For students of history, the China stock market crash looks eerily familiar.
It's playing out much like the Wall Street stock market crash of 1929.
In case you've been distracted by such things as the Greek debt crisis and a bizarre glitch that shut down the New York Stock Exchange for more than three hours Wednesday, the Chinese stock market has been in a free fall lately.
Although it rebounded 5.8% today (Thursday) thanks to more government intervention, the Shanghai Composite Index has shed 29% over the past month.
An equivalent loss for the Dow Jones Industrial Average would be a drop of more than 5,100. Paper losses already exceed $3.25 trillion.
This follows a dramatic run-up of 150% in the 12 months leading up to mid-June.
Both have prominently featured failed interventions.
Back in 1929, it was the big bankers of Wall Street that tried to stop the bleeding. The top names of the day – Morgan Bank, Chase National Bank, and National City Bank – pooled their resources and tried to prop up the market by buying shares of blue-chip stocks such as United States Steel Corp. (NYSE: X).
But the strategy could not overcome the wave of selling, which eventually dropped the DJIA 89% from its peak.
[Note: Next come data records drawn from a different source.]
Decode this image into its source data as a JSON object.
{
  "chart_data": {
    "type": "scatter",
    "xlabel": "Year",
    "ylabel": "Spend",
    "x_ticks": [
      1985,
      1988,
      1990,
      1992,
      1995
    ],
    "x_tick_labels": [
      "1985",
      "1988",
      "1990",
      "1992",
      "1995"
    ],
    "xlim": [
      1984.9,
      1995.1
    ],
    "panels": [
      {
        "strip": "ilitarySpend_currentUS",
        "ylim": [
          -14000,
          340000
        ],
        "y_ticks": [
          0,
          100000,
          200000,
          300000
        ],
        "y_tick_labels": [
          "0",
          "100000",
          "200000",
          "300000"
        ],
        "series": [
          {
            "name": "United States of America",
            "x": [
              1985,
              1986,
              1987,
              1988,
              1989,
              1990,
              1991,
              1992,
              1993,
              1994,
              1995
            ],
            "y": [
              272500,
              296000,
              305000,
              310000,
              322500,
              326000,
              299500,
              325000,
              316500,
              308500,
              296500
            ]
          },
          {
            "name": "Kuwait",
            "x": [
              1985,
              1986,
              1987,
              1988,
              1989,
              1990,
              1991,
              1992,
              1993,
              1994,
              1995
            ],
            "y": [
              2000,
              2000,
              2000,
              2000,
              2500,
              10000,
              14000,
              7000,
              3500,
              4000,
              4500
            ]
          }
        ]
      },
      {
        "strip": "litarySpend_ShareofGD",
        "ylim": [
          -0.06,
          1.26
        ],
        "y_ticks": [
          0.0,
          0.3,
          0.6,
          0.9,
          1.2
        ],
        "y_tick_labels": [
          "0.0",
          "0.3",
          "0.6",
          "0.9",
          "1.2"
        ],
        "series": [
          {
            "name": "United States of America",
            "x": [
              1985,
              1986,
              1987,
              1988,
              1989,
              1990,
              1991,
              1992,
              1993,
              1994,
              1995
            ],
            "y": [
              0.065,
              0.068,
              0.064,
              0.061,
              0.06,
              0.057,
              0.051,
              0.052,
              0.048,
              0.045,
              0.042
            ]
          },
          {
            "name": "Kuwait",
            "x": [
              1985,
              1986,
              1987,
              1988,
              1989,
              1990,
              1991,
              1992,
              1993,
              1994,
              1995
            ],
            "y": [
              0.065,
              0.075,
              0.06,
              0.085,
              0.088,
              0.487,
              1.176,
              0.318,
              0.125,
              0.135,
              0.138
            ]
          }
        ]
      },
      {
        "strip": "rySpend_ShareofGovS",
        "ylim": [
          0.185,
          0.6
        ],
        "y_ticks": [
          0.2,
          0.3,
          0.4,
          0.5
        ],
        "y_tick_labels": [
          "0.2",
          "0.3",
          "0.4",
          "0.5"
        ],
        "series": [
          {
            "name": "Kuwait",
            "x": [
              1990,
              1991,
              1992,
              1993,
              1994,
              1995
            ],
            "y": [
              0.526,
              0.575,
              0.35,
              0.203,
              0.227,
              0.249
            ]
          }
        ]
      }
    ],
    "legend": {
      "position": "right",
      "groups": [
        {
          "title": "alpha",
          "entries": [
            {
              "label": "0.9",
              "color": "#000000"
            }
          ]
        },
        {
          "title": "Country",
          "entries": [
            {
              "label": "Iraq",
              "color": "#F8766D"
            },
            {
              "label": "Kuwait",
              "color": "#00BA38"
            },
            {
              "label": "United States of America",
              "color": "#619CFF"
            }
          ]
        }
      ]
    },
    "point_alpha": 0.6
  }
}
In China, the government has done just about everything it can think of to halt the Chinese stock market crash. The government has:
- Loaned $42 billion to 21 brokerage firms to buy stock
- Announced a $40 billion economic stimulus plan
- Allowed half the listed companies to stop trading of their shares
- Prohibited controlling shareholders and company board members from selling any shares for six months
- Put all IPOs on ice for now
- Instructed the People's Bank of China to cut interest rates by 0.25%
- Announced a crackdown on short selling
These drastic measures have succeeded in only briefly reversing the China stock market crash.